Supreme Court of Ohio
Aug 30, 1995
73 Ohio St. 3d 525 (Ohio 1995)

Summary

concluding that a person of 47 years was sufficiently young to make rehabilitation efforts feasible

Summary of this case from Shipp v. a F C Tool Co.

Opinion

No. 94-576

Submitted June 6, 1995 —

Decided August 30, 1995

APPEAL from the Court of Appeals for Franklin County, No. 92AP-1402.

Claimant, Wanetta D. Hamilton, sustained three industrial back injuries while in the course of and arising from her employment with appellant, B.F. Goodrich Company ("Goodrich"). In 1991, she moved appellee, Industrial Commission of Ohio, for permanent total disability compensation. Attending physician Dr. Gary W. Miller stated:

"The patient has documented disk disease at two levels of the spine and spinal fusion to try to stabilize these areas and still has occasional intermittent type pain. I do not feel that this patient is going to be able to participate in any gainful employment, prolonged sitting will be restricted, prolonged standing, lifting, twisting and bending should be strictly restricted."

Commission physician Dr. Paul F. Gatens, Jr. opined:

"* * * claimant's allowed industrial injuries do prevent her from returning to her former position of employment. * * * I do not, however, feel that she has a permanent and total impairment. In my opinion, the claimant could perform work in the sedentary strength physical capacities provided she could alternate the sitting and standing positions at will. * * * Based on my examination and review of the file, it would be my opinion that the claimant has a permanent and partial impairment related to the allowed industrial injuries of 60% * * *. All of this impairment is related to claims for the low back. * * * In my opinion the only program that would be of any possible benefit to the claimant would be vocational evaluation for jobs in the sedentary strength of physical capacities."

Dr. F.A. Humphrey wrote:

"She [claimant] did quit work at that time [July 1988] because of pain in the lower extremities as well as low back pain and discomfort. She also has a history of chronic Thrombophlebitis of both lower extremities. She has had problems with chronic swelling of both legs. She has been on Coumadin therapy for the last 16 years. She also has a history of having surgery on her lower extremities 3 times for varicose veins, last surgery on her legs was approximately 12 years ago. She has also had separate surgery for removal of clots in the past as well. She does have continued problems with pain and periodic bouts of swelling of her legs. She does wear TED hose, above knees, both lower extremities. She states at this time she can stand no more than 30 minutes at a time because of pain and swelling of her legs as well as low back pain and discomfort.
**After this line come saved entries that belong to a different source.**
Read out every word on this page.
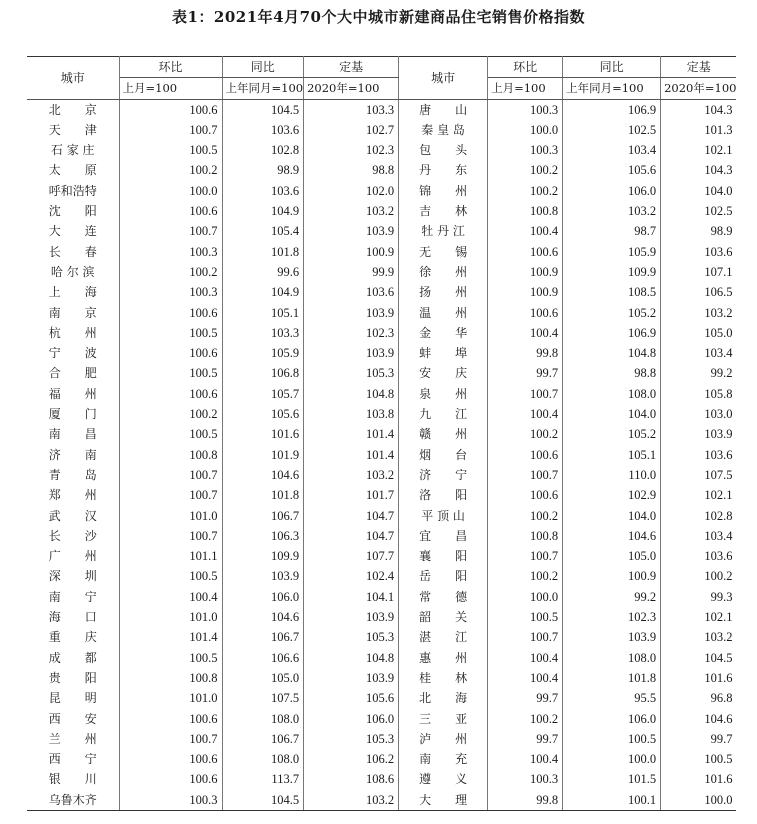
表1：2021年4月70个大中城市新建商品住宅销售价格指数
城市	环比	同比	定基	城市	环比	同比	定基
	上月=100	上年同月=100	2020年=100		上月=100	上年同月=100	2020年=100
北　　京	100.6	104.5	103.3	唐　　山	100.3	106.9	104.3
天　　津	100.7	103.6	102.7	秦 皇 岛	100.0	102.5	101.3
石 家 庄	100.5	102.8	102.3	包　　头	100.3	103.4	102.1
太　　原	100.2	98.9	98.8	丹　　东	100.2	105.6	104.3
呼和浩特	100.0	103.6	102.0	锦　　州	100.2	106.0	104.0
沈　　阳	100.6	104.9	103.2	吉　　林	100.8	103.2	102.5
大　　连	100.7	105.4	103.9	牡 丹 江	100.4	98.7	98.9
长　　春	100.3	101.8	100.9	无　　锡	100.6	105.9	103.6
哈 尔 滨	100.2	99.6	99.9	徐　　州	100.9	109.9	107.1
上　　海	100.3	104.9	103.6	扬　　州	100.9	108.5	106.5
南　　京	100.6	105.1	103.9	温　　州	100.6	105.2	103.2
杭　　州	100.5	103.3	102.3	金　　华	100.4	106.9	105.0
宁　　波	100.6	105.9	103.9	蚌　　埠	99.8	104.8	103.4
合　　肥	100.5	106.8	105.3	安　　庆	99.7	98.8	99.2
福　　州	100.6	105.7	104.8	泉　　州	100.7	108.0	105.8
厦　　门	100.2	105.6	103.8	九　　江	100.4	104.0	103.0
南　　昌	100.5	101.6	101.4	赣　　州	100.2	105.2	103.9
济　　南	100.8	101.9	101.4	烟　　台	100.6	105.1	103.6
青　　岛	100.7	104.6	103.2	济　　宁	100.7	110.0	107.5
郑　　州	100.7	101.8	101.7	洛　　阳	100.6	102.9	102.1
武　　汉	101.0	106.7	104.7	平 顶 山	100.2	104.0	102.8
长　　沙	100.7	106.3	104.7	宜　　昌	100.8	104.6	103.4
广　　州	101.1	109.9	107.7	襄　　阳	100.7	105.0	103.6
深　　圳	100.5	103.9	102.4	岳　　阳	100.2	100.9	100.2
南　　宁	100.4	106.0	104.1	常　　德	100.0	99.2	99.3
海　　口	101.0	104.6	103.9	韶　　关	100.5	102.3	102.1
重　　庆	101.4	106.7	105.3	湛　　江	100.7	103.9	103.2
成　　都	100.5	106.6	104.8	惠　　州	100.4	108.0	104.5
贵　　阳	100.8	105.0	103.9	桂　　林	100.4	101.8	101.6
昆　　明	101.0	107.5	105.6	北　　海	99.7	95.5	96.8
西　　安	100.6	108.0	106.0	三　　亚	100.2	106.0	104.6
兰　　州	100.7	106.7	105.3	泸　　州	99.7	100.5	99.7
西　　宁	100.6	108.0	106.2	南　　充	100.4	100.0	100.5
银　　川	100.6	113.7	108.6	遵　　义	100.3	101.5	101.6
乌鲁木齐	100.3	104.5	103.2	大　　理	99.8	100.1	100.0
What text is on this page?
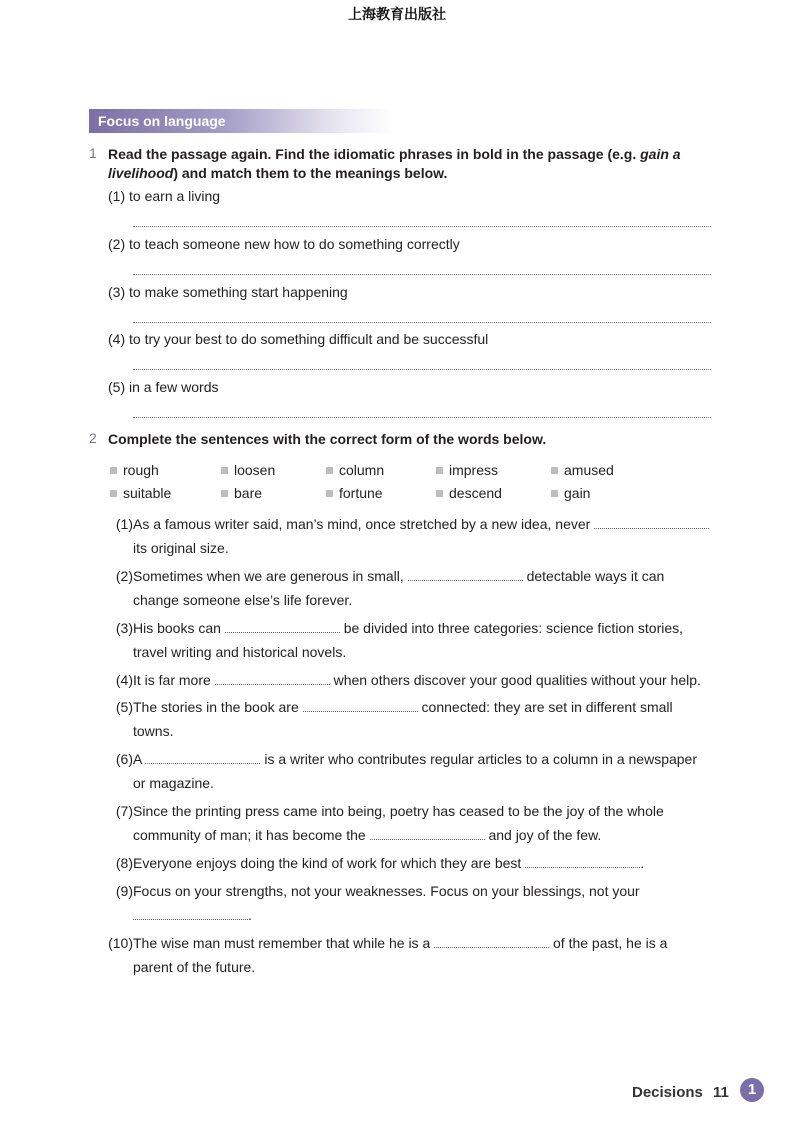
上海教育出版社
Focus on language
1 Read the passage again. Find the idiomatic phrases in bold in the passage (e.g. gain a livelihood) and match them to the meanings below.
(1) to earn a living
(2) to teach someone new how to do something correctly
(3) to make something start happening
(4) to try your best to do something difficult and be successful
(5) in a few words
2 Complete the sentences with the correct form of the words below.
rough	loosen	column	impress	amused
suitable	bare	fortune	descend	gain
(1) As a famous writer said, man’s mind, once stretched by a new idea, never
its original size.
(2) Sometimes when we are generous in small,	detectable ways it can
change someone else’s life forever.
(3) His books can	be divided into three categories: science fiction stories,
travel writing and historical novels.
(4) It is far more	when others discover your good qualities without your help.
(5) The stories in the book are	connected: they are set in different small
towns.
(6) A	is a writer who contributes regular articles to a column in a newspaper
or magazine.
(7) Since the printing press came into being, poetry has ceased to be the joy of the whole
community of man; it has become the	and joy of the few.
(8) Everyone enjoys doing the kind of work for which they are best	.
(9) Focus on your strengths, not your weaknesses. Focus on your blessings, not your
.
(10) The wise man must remember that while he is a	of the past, he is a
parent of the future.
Decisions 11	1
"* * * She cannot stand or sit for any longer than thirty minutes at a time because of not only her leg pain and swelling, but as well as low back pain and discomfort. * * *

"* * *

"This is a 46 year old * * * female who is unable to be gainfully employed because of problems with low back pain and discomfort. * * * She states she can [ sic] stand or sit for longer than 30 minutes at a time. This is related to back as well as leg pain and discomfort. She does not demonstrate any evidence of claudication. She does have a history of chronic Thrombophlebitis. * * * She has not worked since July 1988[.] [A]t that time she did work in maintenance type of work for three years. She feels she is unable to continue in that former capacity because of pain in her back as well as lower extremity pain and discomfort. * * * Per history can only climb or balance herself on an occasional basis, but she is unable to stoop, crouch, crawl or kneel. She also has problems with reaching, pushing or pulling. Again this is related to her back pain as well. * * * Also she states she can walk no more than a hundred feet without developing considerable back pain, often this necessitates sitting and resting[,] particularly if done in a brisk manner."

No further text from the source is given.